Eis um relato sobre a descoberta dos corpos de Hitler e Eva Braun: membros do serviço secreto soviético “desenterraram os restos mortais de Hitler e de sua mulher nos jardins da Chancelaria do Reich. Os soldados do serviço de contra-espionagem militar Smersch do 79º Corpo de Fuzileiros do 3º Exército haviam descoberto os cadáveres na véspera. No entanto, como supunham que os restos mortais de Hitler e de Eva Braun ainda estivessem na Chancelaria do Reich, voltaram a enterrar os corpos. Na manhã de 5 de maio [de 1945], o pessoal do serviço secreto percebeu o erro e desenterrou apressadamente de dentro de uma cratera de bomba, situada a aproximadamente três metros de distância da saída de emergência do bunker sob a Chancelaria do Reich, ‘dois corpos carbonizados’ e os cadáveres de dois cachorros. Os restos mortais foram embrulhados em cobertas e embalados em caixas de munição.

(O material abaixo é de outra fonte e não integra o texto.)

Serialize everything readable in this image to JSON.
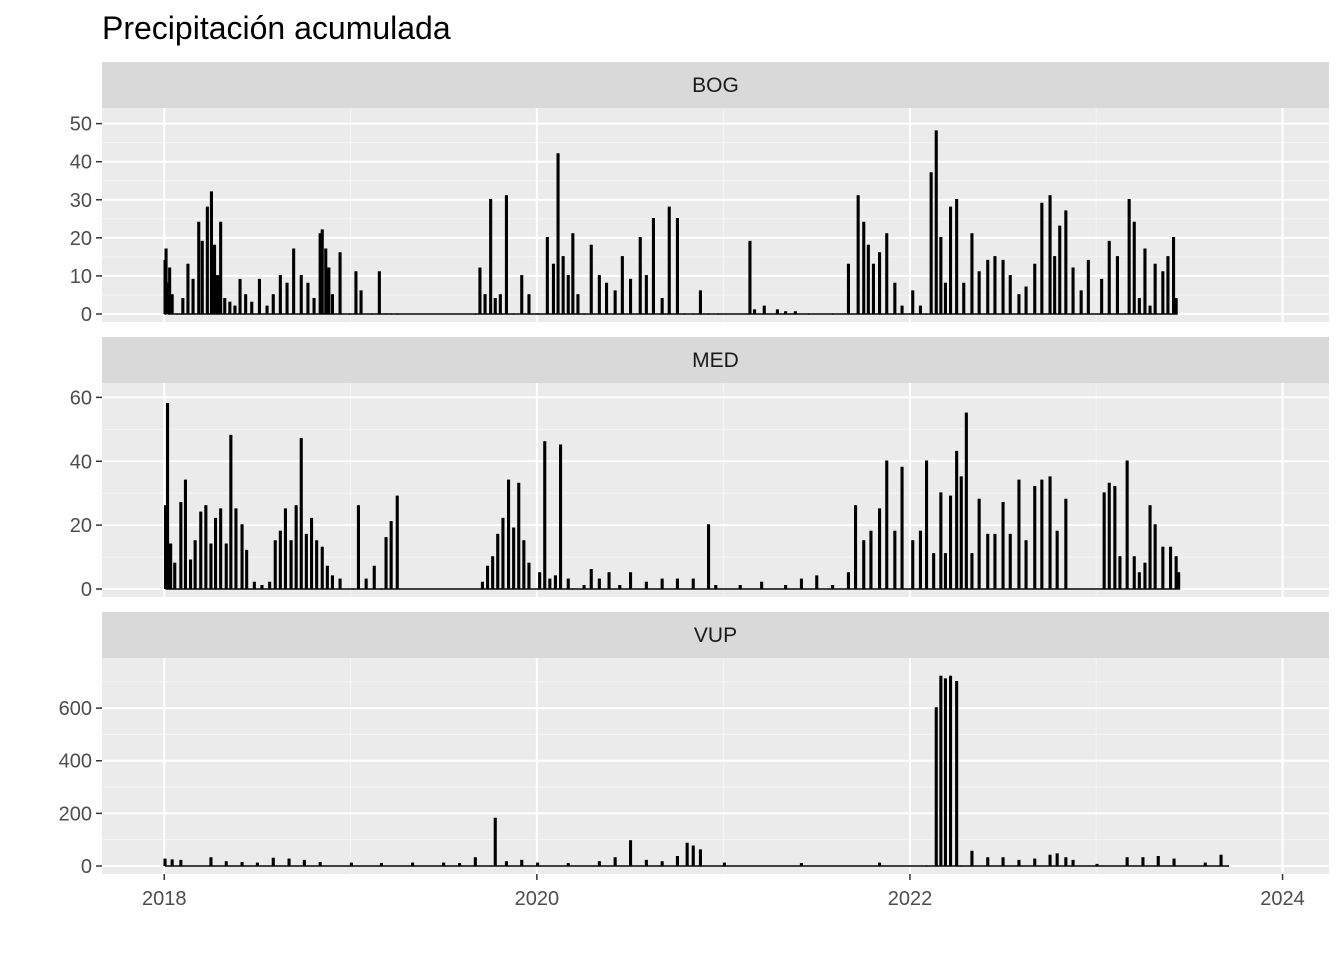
{
  "chart_data": {
    "type": "line",
    "title": "Precipitación acumulada",
    "xlabel": "",
    "ylabel": "",
    "x_ticks": [
      "2018",
      "2020",
      "2022",
      "2024"
    ],
    "x_range": [
      "2017-09-01",
      "2024-04-01"
    ],
    "grid": true,
    "facets": [
      {
        "name": "BOG",
        "ylim": [
          0,
          52
        ],
        "y_ticks": [
          0,
          10,
          20,
          30,
          40,
          50
        ],
        "series": [
          {
            "x": [
              "2018-01-01",
              "2018-01-03",
              "2018-01-06",
              "2018-01-10",
              "2018-01-15",
              "2018-01-25",
              "2018-02-05",
              "2018-02-15",
              "2018-02-25",
              "2018-03-08",
              "2018-03-15",
              "2018-03-25",
              "2018-04-02",
              "2018-04-08",
              "2018-04-14",
              "2018-04-20",
              "2018-04-28",
              "2018-05-08",
              "2018-05-18",
              "2018-05-28",
              "2018-06-08",
              "2018-06-20",
              "2018-07-05",
              "2018-07-20",
              "2018-08-01",
              "2018-08-15",
              "2018-08-28",
              "2018-09-10",
              "2018-09-25",
              "2018-10-08",
              "2018-10-20",
              "2018-11-01",
              "2018-11-05",
              "2018-11-12",
              "2018-11-18",
              "2018-11-25",
              "2018-12-10",
              "2018-12-28",
              "2019-01-10",
              "2019-01-20",
              "2019-02-10",
              "2019-02-25",
              "2019-03-10",
              "2019-03-20",
              "2019-04-01",
              "2019-09-01",
              "2019-09-10",
              "2019-09-20",
              "2019-10-01",
              "2019-10-10",
              "2019-10-20",
              "2019-11-01",
              "2019-11-15",
              "2019-12-01",
              "2019-12-15",
              "2020-01-01",
              "2020-01-20",
              "2020-02-01",
              "2020-02-10",
              "2020-02-20",
              "2020-03-01",
              "2020-03-10",
              "2020-03-20",
              "2020-04-01",
              "2020-04-15",
              "2020-05-01",
              "2020-05-15",
              "2020-06-01",
              "2020-06-15",
              "2020-07-01",
              "2020-07-20",
              "2020-08-01",
              "2020-08-15",
              "2020-09-01",
              "2020-09-15",
              "2020-10-01",
              "2020-10-15",
              "2020-11-01",
              "2020-11-15",
              "2020-12-01",
              "2020-12-20",
              "2021-02-20",
              "2021-03-01",
              "2021-03-20",
              "2021-04-15",
              "2021-05-01",
              "2021-05-20",
              "2021-06-15",
              "2021-08-01",
              "2021-09-01",
              "2021-09-20",
              "2021-10-01",
              "2021-10-10",
              "2021-10-20",
              "2021-11-01",
              "2021-11-15",
              "2021-12-01",
              "2021-12-15",
              "2022-01-05",
              "2022-01-20",
              "2022-02-01",
              "2022-02-10",
              "2022-02-20",
              "2022-03-01",
              "2022-03-10",
              "2022-03-20",
              "2022-04-01",
              "2022-04-15",
              "2022-05-01",
              "2022-05-15",
              "2022-06-01",
              "2022-06-15",
              "2022-07-01",
              "2022-07-15",
              "2022-08-01",
              "2022-08-15",
              "2022-09-01",
              "2022-09-15",
              "2022-10-01",
              "2022-10-10",
              "2022-10-20",
              "2022-11-01",
              "2022-11-15",
              "2022-12-01",
              "2022-12-15",
              "2023-01-10",
              "2023-01-25",
              "2023-02-10",
              "2023-02-25",
              "2023-03-05",
              "2023-03-15",
              "2023-03-25",
              "2023-04-05",
              "2023-04-15",
              "2023-04-25",
              "2023-05-10",
              "2023-05-20",
              "2023-05-31",
              "2023-06-05"
            ],
            "y": [
              14,
              17,
              8,
              12,
              5,
              0,
              4,
              13,
              9,
              24,
              19,
              28,
              32,
              18,
              10,
              24,
              4,
              3,
              2,
              9,
              5,
              3,
              9,
              2,
              5,
              10,
              8,
              17,
              10,
              8,
              4,
              21,
              22,
              17,
              12,
              5,
              16,
              0,
              11,
              6,
              0,
              11,
              0,
              0,
              0,
              0,
              12,
              5,
              30,
              4,
              5,
              31,
              0,
              10,
              5,
              0,
              20,
              13,
              42,
              15,
              10,
              21,
              5,
              0,
              18,
              10,
              8,
              6,
              15,
              9,
              20,
              10,
              25,
              4,
              28,
              25,
              0,
              0,
              6,
              0,
              0,
              19,
              1,
              2,
              1,
              0.5,
              0.5,
              0,
              0,
              13,
              31,
              24,
              18,
              13,
              16,
              21,
              8,
              2,
              6,
              2,
              0,
              37,
              48,
              20,
              8,
              28,
              30,
              8,
              21,
              11,
              14,
              15,
              14,
              10,
              5,
              7,
              13,
              29,
              31,
              15,
              23,
              27,
              12,
              6,
              14,
              9,
              19,
              15,
              0,
              30,
              24,
              4,
              17,
              2,
              13,
              11,
              15,
              20,
              4
            ],
            "sparse": true
          }
        ]
      },
      {
        "name": "MED",
        "ylim": [
          0,
          62
        ],
        "y_ticks": [
          0,
          20,
          40,
          60
        ],
        "series": [
          {
            "x": [
              "2018-01-02",
              "2018-01-06",
              "2018-01-12",
              "2018-01-20",
              "2018-02-01",
              "2018-02-10",
              "2018-02-20",
              "2018-03-01",
              "2018-03-12",
              "2018-03-22",
              "2018-04-01",
              "2018-04-10",
              "2018-04-20",
              "2018-05-01",
              "2018-05-10",
              "2018-05-20",
              "2018-06-01",
              "2018-06-10",
              "2018-06-25",
              "2018-07-10",
              "2018-07-25",
              "2018-08-05",
              "2018-08-15",
              "2018-08-25",
              "2018-09-05",
              "2018-09-15",
              "2018-09-25",
              "2018-10-05",
              "2018-10-15",
              "2018-10-25",
              "2018-11-05",
              "2018-11-15",
              "2018-11-25",
              "2018-12-10",
              "2019-01-05",
              "2019-01-15",
              "2019-01-30",
              "2019-02-15",
              "2019-03-01",
              "2019-03-10",
              "2019-03-20",
              "2019-04-01",
              "2019-09-15",
              "2019-09-25",
              "2019-10-05",
              "2019-10-15",
              "2019-10-25",
              "2019-11-05",
              "2019-11-15",
              "2019-11-25",
              "2019-12-05",
              "2019-12-15",
              "2020-01-05",
              "2020-01-15",
              "2020-01-25",
              "2020-02-05",
              "2020-02-15",
              "2020-03-01",
              "2020-03-10",
              "2020-04-01",
              "2020-04-15",
              "2020-05-01",
              "2020-05-20",
              "2020-06-10",
              "2020-07-01",
              "2020-08-01",
              "2020-09-01",
              "2020-10-01",
              "2020-11-01",
              "2020-12-01",
              "2020-12-15",
              "2021-02-01",
              "2021-03-15",
              "2021-05-01",
              "2021-06-01",
              "2021-07-01",
              "2021-08-01",
              "2021-09-01",
              "2021-09-15",
              "2021-10-01",
              "2021-10-15",
              "2021-11-01",
              "2021-11-15",
              "2021-12-01",
              "2021-12-15",
              "2022-01-05",
              "2022-01-20",
              "2022-02-01",
              "2022-02-15",
              "2022-03-01",
              "2022-03-10",
              "2022-03-20",
              "2022-04-01",
              "2022-04-10",
              "2022-04-20",
              "2022-05-01",
              "2022-05-15",
              "2022-06-01",
              "2022-06-15",
              "2022-07-01",
              "2022-07-15",
              "2022-08-01",
              "2022-08-15",
              "2022-09-01",
              "2022-09-15",
              "2022-10-01",
              "2022-10-15",
              "2022-11-01",
              "2023-01-15",
              "2023-01-25",
              "2023-02-05",
              "2023-02-15",
              "2023-03-01",
              "2023-03-15",
              "2023-03-25",
              "2023-04-05",
              "2023-04-15",
              "2023-04-25",
              "2023-05-10",
              "2023-05-25",
              "2023-06-05",
              "2023-06-10"
            ],
            "y": [
              26,
              58,
              14,
              8,
              27,
              34,
              9,
              15,
              24,
              26,
              14,
              22,
              25,
              14,
              48,
              25,
              20,
              12,
              2,
              1,
              2,
              15,
              18,
              25,
              15,
              26,
              47,
              17,
              22,
              15,
              13,
              7,
              4,
              3,
              0,
              26,
              3,
              7,
              0,
              16,
              21,
              29,
              2,
              7,
              10,
              17,
              22,
              34,
              19,
              33,
              15,
              8,
              5,
              46,
              3,
              4,
              45,
              3,
              0,
              1,
              6,
              3,
              5,
              1,
              5,
              2,
              3,
              3,
              3,
              20,
              1,
              1,
              2,
              1,
              3,
              4,
              1,
              5,
              26,
              15,
              18,
              25,
              40,
              18,
              38,
              15,
              18,
              40,
              11,
              30,
              11,
              29,
              43,
              35,
              55,
              11,
              28,
              17,
              17,
              27,
              17,
              34,
              15,
              32,
              34,
              35,
              18,
              28,
              30,
              33,
              32,
              10,
              40,
              10,
              5,
              8,
              26,
              20,
              13,
              13,
              10,
              5
            ],
            "sparse": true
          }
        ]
      },
      {
        "name": "VUP",
        "ylim": [
          0,
          760
        ],
        "y_ticks": [
          0,
          200,
          400,
          600
        ],
        "series": [
          {
            "x": [
              "2018-01-01",
              "2018-01-15",
              "2018-02-01",
              "2018-04-01",
              "2018-05-01",
              "2018-06-01",
              "2018-07-01",
              "2018-08-01",
              "2018-09-01",
              "2018-10-01",
              "2018-11-01",
              "2019-01-01",
              "2019-03-01",
              "2019-05-01",
              "2019-07-01",
              "2019-08-01",
              "2019-09-01",
              "2019-10-10",
              "2019-11-01",
              "2019-12-01",
              "2020-01-01",
              "2020-03-01",
              "2020-05-01",
              "2020-06-01",
              "2020-07-01",
              "2020-08-01",
              "2020-09-01",
              "2020-10-01",
              "2020-10-20",
              "2020-11-01",
              "2020-11-15",
              "2021-01-01",
              "2021-06-01",
              "2021-11-01",
              "2022-02-01",
              "2022-02-20",
              "2022-03-01",
              "2022-03-10",
              "2022-03-20",
              "2022-04-01",
              "2022-04-10",
              "2022-05-01",
              "2022-06-01",
              "2022-07-01",
              "2022-08-01",
              "2022-09-01",
              "2022-10-01",
              "2022-10-15",
              "2022-11-01",
              "2022-11-15",
              "2023-01-01",
              "2023-03-01",
              "2023-04-01",
              "2023-05-01",
              "2023-06-01",
              "2023-08-01",
              "2023-09-01",
              "2023-09-15"
            ],
            "y": [
              25,
              22,
              20,
              30,
              15,
              12,
              10,
              28,
              25,
              20,
              12,
              10,
              8,
              10,
              10,
              8,
              30,
              180,
              15,
              20,
              10,
              8,
              15,
              30,
              95,
              20,
              15,
              35,
              85,
              75,
              60,
              10,
              8,
              10,
              0,
              600,
              720,
              710,
              720,
              700,
              0,
              55,
              30,
              30,
              20,
              25,
              40,
              45,
              30,
              20,
              5,
              30,
              30,
              35,
              25,
              10,
              40,
              0
            ],
            "sparse": true
          }
        ]
      }
    ]
  }
}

Os cadáveres foram contrabandeados em segredo pelos colaboradores do Smersch para o seu novo QG em Berlim-Buch”.

Os soviéticos localizaram os dentistas Hugo Blaschke e Käthe Heusermann, que “confirmaram, no dia 11 de maio, que eram mesmo os “corpos de Adolf Hitler e Eva Braun”. O Smersch relatou, por fim, que o ditador e sua mulher “tinham cometido suicídio por ingestão de cianureto”. E Hitler havia atirado em si mesmo. Detalhe: o líder nazista tinha muito medo de que os soviéticos pudessem pegá-lo vivo.
Como o “Dossiê Hitler” era para consumo de Stálin, o serviço secreto soviético não tinha interesse nenhum em inventar histórias. Os livros sobre Hitler na Argentina, pelo contrário, são ficção — e, pior, má ficção.